I see two publicly available posts about PayPal on the site itself:
1. Why you should not use paypal:
http://www.wecamgirls.com/articles/w...ot-use-paypal/
2. A review of PayPal (which is important to leave up as the feedback is overwhelmingly bad and as people are use it regularly, taking down a warning doesnt make sense?):
http://www.wecamgirls.com/payment_reviews/paypal/ - I only see one person saying you should use it
So on the surface of the site youd think it is not PayPal friendly. If that is different inside, then fine. But inside is verified space.
I want to say that advertising the details of what happens in a verified group of sex workers in a public forum is not trying to protect or be an advocate for people new to the industry. Especially if people are doing things that are potentially harmful to themselves (scambait, stalkerbait). Aboveall since our forum is chockfull of lurkers who have bothered models online with SW info before and we've had these same lurkers soliciting SW members to use PayPal here before. It is self-aggrandizing to say 'I tried to tell them but they all love PayPal so much, I try to teach the newbs, but oh well' in a non-verified googleable high-traffic forum (out here) when that seems like a private conversation among sex workers who went through the process of verification to try to ensure their own privacy. It isnt tough to figure out who are the models on that site, so, yea, publicizing that info is stalkerbait.
If you tried, you tried, if it pissed you off - fine but talk about that somewhere else? If you dont want to, fine, that's your prerogative as uh an internet user but dont say youre protecting newbies when youre advertising a big googleable and scambaiting flaw in their business design that they arent making public themselves. Id be pissed if people spent a few threads openly discussing verified posts on SW on another forum - which
has happened and Im sure you would be as well.

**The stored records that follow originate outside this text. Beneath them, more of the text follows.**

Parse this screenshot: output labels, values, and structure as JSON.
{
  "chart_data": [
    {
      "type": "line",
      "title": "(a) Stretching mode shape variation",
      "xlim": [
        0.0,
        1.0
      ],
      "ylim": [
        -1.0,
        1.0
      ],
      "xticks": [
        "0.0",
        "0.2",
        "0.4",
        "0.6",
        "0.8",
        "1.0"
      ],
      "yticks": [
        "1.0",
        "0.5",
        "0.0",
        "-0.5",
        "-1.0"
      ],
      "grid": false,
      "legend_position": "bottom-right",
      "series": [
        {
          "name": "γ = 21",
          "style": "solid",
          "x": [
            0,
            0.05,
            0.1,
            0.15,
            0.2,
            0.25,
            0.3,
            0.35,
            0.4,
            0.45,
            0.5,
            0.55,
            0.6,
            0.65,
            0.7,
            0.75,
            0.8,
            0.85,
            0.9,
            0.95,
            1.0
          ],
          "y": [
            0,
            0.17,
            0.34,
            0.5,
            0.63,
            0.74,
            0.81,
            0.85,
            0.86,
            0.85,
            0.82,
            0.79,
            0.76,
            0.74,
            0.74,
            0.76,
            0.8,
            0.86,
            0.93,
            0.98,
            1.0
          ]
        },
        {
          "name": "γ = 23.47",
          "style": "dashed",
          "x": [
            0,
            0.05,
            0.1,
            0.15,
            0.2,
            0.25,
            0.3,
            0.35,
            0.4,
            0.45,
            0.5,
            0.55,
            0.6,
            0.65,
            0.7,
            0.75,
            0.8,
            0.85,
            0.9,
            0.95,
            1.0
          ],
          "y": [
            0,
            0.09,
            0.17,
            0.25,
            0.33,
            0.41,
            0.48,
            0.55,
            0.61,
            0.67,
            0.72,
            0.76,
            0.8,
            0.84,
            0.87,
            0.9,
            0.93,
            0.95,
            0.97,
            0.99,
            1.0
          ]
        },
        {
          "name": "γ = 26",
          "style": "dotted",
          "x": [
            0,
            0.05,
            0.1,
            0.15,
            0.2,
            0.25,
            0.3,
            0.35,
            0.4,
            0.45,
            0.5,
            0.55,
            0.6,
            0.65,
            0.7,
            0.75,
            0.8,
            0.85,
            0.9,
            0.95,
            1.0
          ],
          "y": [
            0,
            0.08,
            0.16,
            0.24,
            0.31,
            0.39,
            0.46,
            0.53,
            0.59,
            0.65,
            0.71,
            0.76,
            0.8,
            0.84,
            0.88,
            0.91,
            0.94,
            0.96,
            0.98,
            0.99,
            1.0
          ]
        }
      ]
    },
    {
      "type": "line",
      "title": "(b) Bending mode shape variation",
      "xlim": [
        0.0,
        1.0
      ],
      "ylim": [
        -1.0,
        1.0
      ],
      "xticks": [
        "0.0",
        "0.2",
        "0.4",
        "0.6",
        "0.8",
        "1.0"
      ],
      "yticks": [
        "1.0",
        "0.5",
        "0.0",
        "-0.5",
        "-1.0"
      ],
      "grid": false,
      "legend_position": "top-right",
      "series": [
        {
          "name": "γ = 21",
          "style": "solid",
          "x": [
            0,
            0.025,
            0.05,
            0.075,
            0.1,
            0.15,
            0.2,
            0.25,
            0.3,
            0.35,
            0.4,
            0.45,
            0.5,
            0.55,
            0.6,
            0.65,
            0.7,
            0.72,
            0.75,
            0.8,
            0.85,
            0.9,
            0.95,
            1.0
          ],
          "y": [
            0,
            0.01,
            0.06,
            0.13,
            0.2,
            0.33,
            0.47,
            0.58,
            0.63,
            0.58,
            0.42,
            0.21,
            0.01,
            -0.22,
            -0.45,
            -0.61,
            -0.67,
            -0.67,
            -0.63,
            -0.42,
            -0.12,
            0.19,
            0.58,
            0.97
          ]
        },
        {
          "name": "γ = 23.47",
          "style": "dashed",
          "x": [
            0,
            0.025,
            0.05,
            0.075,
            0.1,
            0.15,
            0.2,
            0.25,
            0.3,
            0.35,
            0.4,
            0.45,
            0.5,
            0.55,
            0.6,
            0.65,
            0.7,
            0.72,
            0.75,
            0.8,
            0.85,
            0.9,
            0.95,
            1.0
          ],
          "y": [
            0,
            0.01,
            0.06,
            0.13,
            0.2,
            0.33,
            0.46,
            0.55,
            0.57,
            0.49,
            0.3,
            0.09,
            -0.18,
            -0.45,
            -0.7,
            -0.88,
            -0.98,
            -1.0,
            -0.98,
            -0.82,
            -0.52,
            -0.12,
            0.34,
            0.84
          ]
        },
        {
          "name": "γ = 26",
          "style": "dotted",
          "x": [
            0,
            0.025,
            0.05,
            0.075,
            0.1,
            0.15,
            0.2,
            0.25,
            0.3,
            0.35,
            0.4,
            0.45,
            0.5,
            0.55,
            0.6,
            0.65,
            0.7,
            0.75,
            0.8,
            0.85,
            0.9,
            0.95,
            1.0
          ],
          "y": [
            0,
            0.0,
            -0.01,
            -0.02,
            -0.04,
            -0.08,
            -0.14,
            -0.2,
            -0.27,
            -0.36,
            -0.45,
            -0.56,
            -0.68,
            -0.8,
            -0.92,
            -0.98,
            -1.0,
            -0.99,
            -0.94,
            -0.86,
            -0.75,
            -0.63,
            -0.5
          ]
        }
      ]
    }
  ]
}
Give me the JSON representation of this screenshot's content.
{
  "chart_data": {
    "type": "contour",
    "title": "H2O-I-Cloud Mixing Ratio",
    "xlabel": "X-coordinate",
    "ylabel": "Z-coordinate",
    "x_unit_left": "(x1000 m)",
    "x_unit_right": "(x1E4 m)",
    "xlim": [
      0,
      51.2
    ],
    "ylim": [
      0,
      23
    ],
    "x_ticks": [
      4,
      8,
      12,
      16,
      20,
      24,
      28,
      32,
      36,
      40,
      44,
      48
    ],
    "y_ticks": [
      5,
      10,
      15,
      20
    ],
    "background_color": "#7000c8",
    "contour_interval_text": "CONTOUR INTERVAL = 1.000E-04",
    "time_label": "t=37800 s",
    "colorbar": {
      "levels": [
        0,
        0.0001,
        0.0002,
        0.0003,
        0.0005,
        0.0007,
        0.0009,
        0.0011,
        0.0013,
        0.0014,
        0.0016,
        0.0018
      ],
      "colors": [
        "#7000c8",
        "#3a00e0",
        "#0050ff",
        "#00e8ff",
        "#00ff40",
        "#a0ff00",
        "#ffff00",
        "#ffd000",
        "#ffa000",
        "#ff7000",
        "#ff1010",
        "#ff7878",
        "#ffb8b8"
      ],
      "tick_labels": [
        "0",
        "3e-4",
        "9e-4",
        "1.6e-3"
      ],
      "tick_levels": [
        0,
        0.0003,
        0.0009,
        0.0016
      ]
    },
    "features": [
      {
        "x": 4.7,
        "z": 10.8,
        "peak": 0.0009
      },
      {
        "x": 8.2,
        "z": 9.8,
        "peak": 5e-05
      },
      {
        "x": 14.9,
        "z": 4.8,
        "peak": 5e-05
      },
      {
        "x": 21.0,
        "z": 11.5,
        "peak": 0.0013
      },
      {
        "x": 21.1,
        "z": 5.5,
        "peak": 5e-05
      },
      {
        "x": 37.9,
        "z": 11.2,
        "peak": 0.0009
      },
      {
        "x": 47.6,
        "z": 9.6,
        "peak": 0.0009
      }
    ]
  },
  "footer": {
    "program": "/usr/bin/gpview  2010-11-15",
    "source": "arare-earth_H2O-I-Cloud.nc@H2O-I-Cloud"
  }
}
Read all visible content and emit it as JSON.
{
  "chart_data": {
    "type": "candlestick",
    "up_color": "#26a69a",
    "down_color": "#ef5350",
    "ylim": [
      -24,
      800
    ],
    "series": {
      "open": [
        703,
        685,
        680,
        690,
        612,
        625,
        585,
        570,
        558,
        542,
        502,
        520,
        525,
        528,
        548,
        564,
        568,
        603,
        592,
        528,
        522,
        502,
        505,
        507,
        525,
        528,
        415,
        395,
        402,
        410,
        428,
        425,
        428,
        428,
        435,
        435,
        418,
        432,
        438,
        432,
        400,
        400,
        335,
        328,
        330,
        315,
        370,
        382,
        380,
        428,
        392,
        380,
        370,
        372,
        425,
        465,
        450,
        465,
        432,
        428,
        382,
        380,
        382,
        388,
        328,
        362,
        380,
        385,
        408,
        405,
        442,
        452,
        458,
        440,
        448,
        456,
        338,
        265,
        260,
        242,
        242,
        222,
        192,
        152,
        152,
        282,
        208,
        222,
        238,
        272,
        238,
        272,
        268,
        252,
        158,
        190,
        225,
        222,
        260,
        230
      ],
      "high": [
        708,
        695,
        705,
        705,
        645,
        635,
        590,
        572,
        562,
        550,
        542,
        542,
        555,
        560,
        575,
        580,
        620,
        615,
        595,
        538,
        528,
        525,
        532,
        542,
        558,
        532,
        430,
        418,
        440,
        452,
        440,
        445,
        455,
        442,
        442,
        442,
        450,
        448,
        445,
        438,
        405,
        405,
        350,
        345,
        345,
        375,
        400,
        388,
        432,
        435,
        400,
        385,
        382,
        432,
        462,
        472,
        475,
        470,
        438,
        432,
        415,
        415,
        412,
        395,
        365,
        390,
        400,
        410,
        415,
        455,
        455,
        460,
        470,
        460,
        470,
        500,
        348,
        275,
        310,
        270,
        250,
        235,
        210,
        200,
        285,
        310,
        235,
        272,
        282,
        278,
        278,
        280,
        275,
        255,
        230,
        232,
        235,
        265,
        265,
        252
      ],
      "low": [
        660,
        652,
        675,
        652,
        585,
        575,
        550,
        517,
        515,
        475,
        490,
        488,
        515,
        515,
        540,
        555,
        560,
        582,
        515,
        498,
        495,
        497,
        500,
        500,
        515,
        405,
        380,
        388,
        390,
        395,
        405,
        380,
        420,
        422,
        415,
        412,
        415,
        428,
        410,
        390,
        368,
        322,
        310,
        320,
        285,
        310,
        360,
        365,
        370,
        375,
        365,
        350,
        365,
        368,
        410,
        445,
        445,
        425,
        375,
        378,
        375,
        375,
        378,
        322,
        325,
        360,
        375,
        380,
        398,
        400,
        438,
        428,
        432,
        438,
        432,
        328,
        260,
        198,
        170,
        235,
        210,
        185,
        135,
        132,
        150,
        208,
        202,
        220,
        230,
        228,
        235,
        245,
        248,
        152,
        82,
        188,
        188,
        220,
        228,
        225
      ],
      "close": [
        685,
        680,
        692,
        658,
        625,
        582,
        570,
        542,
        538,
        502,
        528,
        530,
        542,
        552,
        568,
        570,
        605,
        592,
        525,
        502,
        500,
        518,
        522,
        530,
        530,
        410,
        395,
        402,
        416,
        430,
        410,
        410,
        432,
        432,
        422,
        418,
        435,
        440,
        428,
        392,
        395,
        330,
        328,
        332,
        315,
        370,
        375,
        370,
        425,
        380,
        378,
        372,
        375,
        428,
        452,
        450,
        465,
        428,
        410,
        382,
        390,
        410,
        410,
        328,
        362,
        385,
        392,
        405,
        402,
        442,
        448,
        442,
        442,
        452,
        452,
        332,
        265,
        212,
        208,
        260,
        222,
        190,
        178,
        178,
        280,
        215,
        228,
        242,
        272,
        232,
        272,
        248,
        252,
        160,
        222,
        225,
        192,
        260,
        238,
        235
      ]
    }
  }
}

It is the same principle, no matter how wrong they are.
It is like saying "hey guys, come scam these models who love PayPal" and "protecting sex worker's privacy only matters if they are nice to me and agree with what I say" - one thing takes precedence over the other. Im really not to drag this out, but the impression I got from the pile-on was that sacrificing their verified privacy to brag/complain about the opportunity cost lost giving unsolicited advice was more important than the concept of verification itself. As all of us are in verified, Id assume we're there for a reason, so I just wanted to advocate for the purpose of verified sex worker groups... which is not to openly broadcast details of what is said... particularly if the people in that group arent here to defend themselves.